What does a “healthy” ad stack look like for a mid-sized or large publisher who needs more control without building a huge in-house team?

A healthy ad stack starts with a single management system that brings together integrations, auction logic, formats and technical settings. This reduces complexity and allows a small team to run monetisation effectively. Another important element is a focused set of partners.

Mid-sized and large publishers usually benefit more from a few demand sources with a clear and stable contribution. When it is visible who drives results and who creates unnecessary load, the stack becomes much easier to manage.

The studio needs to own the rules of how ads appear. It selects the formats, placement points and types of advertisers and defines its own auction logic. This protects the player experience and keeps the system predictable.

Automation helps remove routine work so the team can focus on strategy. Testing partners and configurations should be quick and not depend on long release cycles. The easier the experiments, the faster the revenue grows. Transparent analytics are essential.

“Automation helps remove routine work so the team can focus on strategy.”
Olga Zharuk

Publishers need to understand how demand behaves, where value is lost and which changes actually move the metrics. The stack should scale without constant hiring and remain stable as traffic grows.

A healthy stack gives the publisher clarity, control and room to grow without operational overload.

Which parts of the ad infrastructure should a publisher keep under their own control, and what can be safely outsourced?

A publisher should keep control over everything that affects the game and the revenue. This includes the logic of how ads appear, the choice of formats, the rules for who gets access to the traffic, the quality of creatives and the analytics that guide decisions.

Everything else can be handled by a platform. Technical integrations, auction infrastructure, automation, traffic filtering and partner support do not require the studio’s direct involvement and can be safely outsourced to a white-label solution.

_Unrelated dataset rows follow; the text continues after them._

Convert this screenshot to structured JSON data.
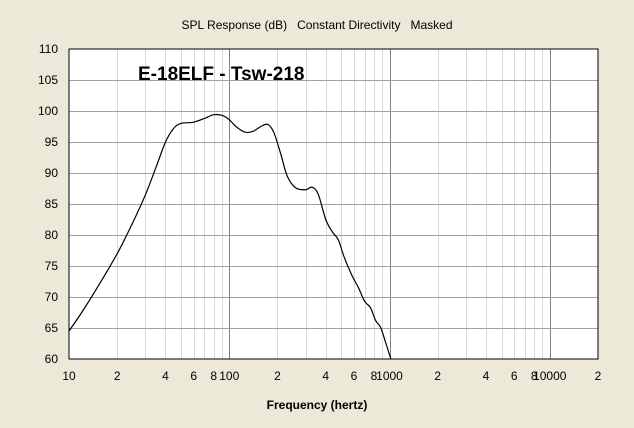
{
  "chart_data": {
    "type": "line",
    "title": "SPL Response (dB)   Constant Directivity   Masked",
    "xlabel": "Frequency (hertz)",
    "ylabel": "",
    "annotation": "E-18ELF - Tsw-218",
    "x_scale": "log",
    "xlim": [
      10,
      20000
    ],
    "ylim": [
      60,
      110
    ],
    "grid": true,
    "x_ticks": [
      {
        "value": 10,
        "label": "10"
      },
      {
        "value": 20,
        "label": "2"
      },
      {
        "value": 40,
        "label": "4"
      },
      {
        "value": 60,
        "label": "6"
      },
      {
        "value": 80,
        "label": "8"
      },
      {
        "value": 100,
        "label": "100"
      },
      {
        "value": 200,
        "label": "2"
      },
      {
        "value": 400,
        "label": "4"
      },
      {
        "value": 600,
        "label": "6"
      },
      {
        "value": 800,
        "label": "8"
      },
      {
        "value": 1000,
        "label": "1000"
      },
      {
        "value": 2000,
        "label": "2"
      },
      {
        "value": 4000,
        "label": "4"
      },
      {
        "value": 6000,
        "label": "6"
      },
      {
        "value": 8000,
        "label": "8"
      },
      {
        "value": 10000,
        "label": "10000"
      },
      {
        "value": 20000,
        "label": "2"
      }
    ],
    "y_ticks": [
      60,
      65,
      70,
      75,
      80,
      85,
      90,
      95,
      100,
      105,
      110
    ],
    "series": [
      {
        "color": "#000000",
        "points": [
          [
            10,
            64.5
          ],
          [
            12,
            67.5
          ],
          [
            15,
            71.5
          ],
          [
            20,
            77
          ],
          [
            25,
            82
          ],
          [
            30,
            86.5
          ],
          [
            35,
            91
          ],
          [
            40,
            95
          ],
          [
            45,
            97.2
          ],
          [
            50,
            98
          ],
          [
            60,
            98.2
          ],
          [
            70,
            98.8
          ],
          [
            80,
            99.4
          ],
          [
            90,
            99.3
          ],
          [
            100,
            98.6
          ],
          [
            110,
            97.5
          ],
          [
            125,
            96.6
          ],
          [
            140,
            96.7
          ],
          [
            160,
            97.6
          ],
          [
            175,
            97.8
          ],
          [
            190,
            96.5
          ],
          [
            210,
            93
          ],
          [
            230,
            89.5
          ],
          [
            260,
            87.6
          ],
          [
            300,
            87.3
          ],
          [
            330,
            87.7
          ],
          [
            360,
            86.5
          ],
          [
            400,
            82.5
          ],
          [
            440,
            80.5
          ],
          [
            480,
            79.2
          ],
          [
            520,
            76.5
          ],
          [
            580,
            73.6
          ],
          [
            640,
            71.5
          ],
          [
            700,
            69.3
          ],
          [
            760,
            68.3
          ],
          [
            820,
            66.2
          ],
          [
            880,
            65.1
          ],
          [
            950,
            62.5
          ],
          [
            1000,
            60.7
          ],
          [
            1020,
            60
          ]
        ]
      }
    ]
  }
}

Do you expect large publishers to move toward more independent models in the next few years, where they run their own auctions and control their own data?

I think yes, and it is already happening. Big publishers are tired of guessing what happens inside someone else’s auction and why their data disappears into external systems.

The moment they get a setup where they can actually see the traffic, set the rules and understand the outcome, everything becomes simpler and more predictable. And once you work like that, it is hard to accept anything less.